Henning poured fresh coffee into Dulcy’s cup. She watched the liquid, not his face.

“You and I will go out tonight, Hen,” said Victor.

They wouldn’t bother following her through the city that day. Dulcy wrapped up and took the staff stairs all the way down. Fluttering leaves, seabirds, blue sky: she stopped at the pharmacy and a newsagent, studied shoes in a shop window, and eventually found herself in a pier restaurant with fish and chips and a beer, postponing a first effort at a telegram with a three-day-old New York Times . And there was Carrie, far down a society column:

Mr. and Mrs. Philip Lorrimer of Philadelphia announce the engagement of their son, Alfred, to Miss Clarissa Remfrey of Westfield, New York. A wedding is planned for summer, after Miss Remfrey’s period of mourning for her late grandmother, Mrs. Elam Bliss (née Martha Wooster).

Wise of her not to bother asking for Walton’s approval. Carrie loved this world, even though she was only attached by Martha’s threadbare family. Dulcy’s telegram would ruin all of this.

C— Must come. No choice. You needn’t stay till the end.

Dulcy scratched this out. She needed to take a firmer line.

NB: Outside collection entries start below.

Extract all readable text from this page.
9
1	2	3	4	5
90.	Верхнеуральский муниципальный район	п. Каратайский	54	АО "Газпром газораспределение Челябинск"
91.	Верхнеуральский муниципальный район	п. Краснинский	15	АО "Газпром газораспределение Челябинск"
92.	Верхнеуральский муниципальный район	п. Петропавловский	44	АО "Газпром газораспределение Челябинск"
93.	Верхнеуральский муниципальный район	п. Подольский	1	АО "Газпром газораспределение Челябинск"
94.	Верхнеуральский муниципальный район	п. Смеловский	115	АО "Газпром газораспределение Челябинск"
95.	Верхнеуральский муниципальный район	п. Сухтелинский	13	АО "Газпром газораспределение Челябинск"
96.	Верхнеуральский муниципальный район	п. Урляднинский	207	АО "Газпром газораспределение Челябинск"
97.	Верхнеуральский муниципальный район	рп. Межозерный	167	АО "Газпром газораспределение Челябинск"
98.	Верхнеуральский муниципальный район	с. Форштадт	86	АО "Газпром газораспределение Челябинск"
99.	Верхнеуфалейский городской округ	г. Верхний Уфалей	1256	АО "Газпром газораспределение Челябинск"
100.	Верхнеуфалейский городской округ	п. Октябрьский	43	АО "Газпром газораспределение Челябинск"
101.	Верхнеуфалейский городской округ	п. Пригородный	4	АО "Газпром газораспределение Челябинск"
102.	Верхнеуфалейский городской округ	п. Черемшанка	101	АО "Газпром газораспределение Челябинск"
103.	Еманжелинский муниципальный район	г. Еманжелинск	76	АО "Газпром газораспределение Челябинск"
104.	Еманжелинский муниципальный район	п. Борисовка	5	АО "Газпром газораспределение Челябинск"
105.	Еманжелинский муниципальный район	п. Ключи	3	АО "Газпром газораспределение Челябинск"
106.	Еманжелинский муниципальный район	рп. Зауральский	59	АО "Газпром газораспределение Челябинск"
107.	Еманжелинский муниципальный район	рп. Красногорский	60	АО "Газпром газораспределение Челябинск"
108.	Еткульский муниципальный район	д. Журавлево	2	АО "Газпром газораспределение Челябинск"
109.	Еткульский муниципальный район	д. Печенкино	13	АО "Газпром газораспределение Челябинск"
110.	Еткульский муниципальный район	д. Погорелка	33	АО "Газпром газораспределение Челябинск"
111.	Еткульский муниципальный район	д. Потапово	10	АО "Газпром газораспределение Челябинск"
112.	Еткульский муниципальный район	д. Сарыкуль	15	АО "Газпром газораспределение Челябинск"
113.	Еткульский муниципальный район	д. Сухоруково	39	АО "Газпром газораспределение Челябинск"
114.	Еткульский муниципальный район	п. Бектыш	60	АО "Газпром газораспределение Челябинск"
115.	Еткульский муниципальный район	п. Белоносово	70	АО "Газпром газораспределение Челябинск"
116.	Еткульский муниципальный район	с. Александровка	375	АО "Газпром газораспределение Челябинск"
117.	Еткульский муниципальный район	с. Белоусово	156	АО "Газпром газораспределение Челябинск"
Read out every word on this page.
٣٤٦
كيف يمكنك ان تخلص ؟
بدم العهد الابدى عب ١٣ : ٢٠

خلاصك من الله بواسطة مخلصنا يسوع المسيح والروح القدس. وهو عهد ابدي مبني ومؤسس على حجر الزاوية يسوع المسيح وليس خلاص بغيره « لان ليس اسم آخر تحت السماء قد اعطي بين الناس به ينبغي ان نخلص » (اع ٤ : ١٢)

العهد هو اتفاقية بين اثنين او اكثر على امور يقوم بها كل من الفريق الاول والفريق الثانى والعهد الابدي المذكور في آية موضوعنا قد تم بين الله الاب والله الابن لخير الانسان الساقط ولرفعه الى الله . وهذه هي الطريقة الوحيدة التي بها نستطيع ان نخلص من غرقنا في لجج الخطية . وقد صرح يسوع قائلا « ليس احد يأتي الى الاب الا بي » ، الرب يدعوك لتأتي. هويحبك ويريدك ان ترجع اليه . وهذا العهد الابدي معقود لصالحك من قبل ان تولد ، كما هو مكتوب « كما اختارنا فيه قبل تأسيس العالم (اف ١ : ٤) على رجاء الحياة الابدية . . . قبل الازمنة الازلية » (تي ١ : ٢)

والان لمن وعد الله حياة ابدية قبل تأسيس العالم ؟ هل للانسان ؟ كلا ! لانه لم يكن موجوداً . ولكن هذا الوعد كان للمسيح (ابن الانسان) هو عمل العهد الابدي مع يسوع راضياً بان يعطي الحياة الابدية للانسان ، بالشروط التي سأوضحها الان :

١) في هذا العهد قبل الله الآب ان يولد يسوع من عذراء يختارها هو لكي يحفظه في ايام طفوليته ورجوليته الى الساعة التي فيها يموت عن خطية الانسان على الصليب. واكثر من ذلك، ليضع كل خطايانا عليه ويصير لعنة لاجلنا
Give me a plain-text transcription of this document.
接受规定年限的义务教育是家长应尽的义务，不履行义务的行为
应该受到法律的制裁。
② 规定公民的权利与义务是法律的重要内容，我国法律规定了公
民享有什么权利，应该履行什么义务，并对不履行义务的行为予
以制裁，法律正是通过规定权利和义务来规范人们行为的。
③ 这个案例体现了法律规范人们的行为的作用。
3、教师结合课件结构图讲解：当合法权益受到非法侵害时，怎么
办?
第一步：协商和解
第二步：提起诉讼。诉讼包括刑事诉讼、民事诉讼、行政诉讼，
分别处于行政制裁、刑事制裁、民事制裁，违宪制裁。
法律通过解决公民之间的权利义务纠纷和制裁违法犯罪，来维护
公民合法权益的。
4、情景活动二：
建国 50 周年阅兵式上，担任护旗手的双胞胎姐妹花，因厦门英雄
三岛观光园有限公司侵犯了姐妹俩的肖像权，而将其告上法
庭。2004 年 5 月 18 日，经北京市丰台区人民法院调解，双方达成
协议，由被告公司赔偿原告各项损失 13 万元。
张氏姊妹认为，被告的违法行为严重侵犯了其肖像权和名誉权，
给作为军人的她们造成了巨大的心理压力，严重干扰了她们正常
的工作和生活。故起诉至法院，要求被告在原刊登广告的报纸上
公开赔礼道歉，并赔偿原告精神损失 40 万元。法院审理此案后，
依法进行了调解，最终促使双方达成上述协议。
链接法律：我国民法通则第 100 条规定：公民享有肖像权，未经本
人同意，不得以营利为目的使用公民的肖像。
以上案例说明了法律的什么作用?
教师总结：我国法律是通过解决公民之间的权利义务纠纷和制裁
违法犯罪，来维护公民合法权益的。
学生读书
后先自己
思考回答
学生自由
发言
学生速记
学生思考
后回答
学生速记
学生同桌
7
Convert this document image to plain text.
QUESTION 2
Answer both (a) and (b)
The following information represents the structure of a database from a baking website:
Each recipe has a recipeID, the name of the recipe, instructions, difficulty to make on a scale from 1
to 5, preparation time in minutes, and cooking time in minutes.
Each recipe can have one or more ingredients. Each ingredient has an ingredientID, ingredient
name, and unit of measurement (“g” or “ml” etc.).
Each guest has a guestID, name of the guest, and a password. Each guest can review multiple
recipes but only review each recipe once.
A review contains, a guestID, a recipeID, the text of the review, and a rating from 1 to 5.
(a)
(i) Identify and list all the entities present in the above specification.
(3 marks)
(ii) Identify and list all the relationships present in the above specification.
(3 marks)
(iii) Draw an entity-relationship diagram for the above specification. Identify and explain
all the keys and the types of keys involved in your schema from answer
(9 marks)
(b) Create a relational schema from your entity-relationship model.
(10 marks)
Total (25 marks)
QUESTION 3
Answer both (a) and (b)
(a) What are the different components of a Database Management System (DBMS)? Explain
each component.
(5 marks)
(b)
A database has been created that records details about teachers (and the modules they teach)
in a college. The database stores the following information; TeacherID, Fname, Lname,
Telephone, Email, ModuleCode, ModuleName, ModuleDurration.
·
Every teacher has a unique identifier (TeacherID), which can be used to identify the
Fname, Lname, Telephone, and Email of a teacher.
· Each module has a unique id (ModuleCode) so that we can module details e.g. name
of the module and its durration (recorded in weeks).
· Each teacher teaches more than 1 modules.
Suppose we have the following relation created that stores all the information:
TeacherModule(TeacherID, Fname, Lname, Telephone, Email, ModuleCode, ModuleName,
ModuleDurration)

C— No chance of improvement. You must come now.

She ordered a second beer and read items she never bothered with: business pages, household tips, politics, sporting columns. James Jeffries was considering retirement. Victor had taken Dulcy to a Jeffries bout during the last summer of their engagement; Jeffries had won against a New Zealander named Fitzsimmons while Dulcy held her fingers over her eyes, chugging champagne and queasy with the subtext: Victor had killed a boy, Stinson Vanderzee, in a boxing match at Princeton, and she couldn’t imagine why he’d want to see this. Vanderzee had officially died of nephritis six months later, but he’d been simpleminded after the fight, and everyone knew he’d drunk himself to death out of despair and befuddlement. But Victor watched the Jeffries fight like a child watches fireworks, and every day in Seattle he either pounded the big bag or the chauffeur. This was one task Henning, who coached from the side, flatly refused. “Have you ever practiced with him?” she’d asked once.

“I used to. I began to dislike it.” Henning was good at letting a world float away, without explanation.

Victor had no spots, no visible scars or unbalanced physical feature. During the Jeffries bout, he boasted that he’d never bled during a boxing match, which made her skin shimmy. A few minutes later, she managed, “But what about the boy?”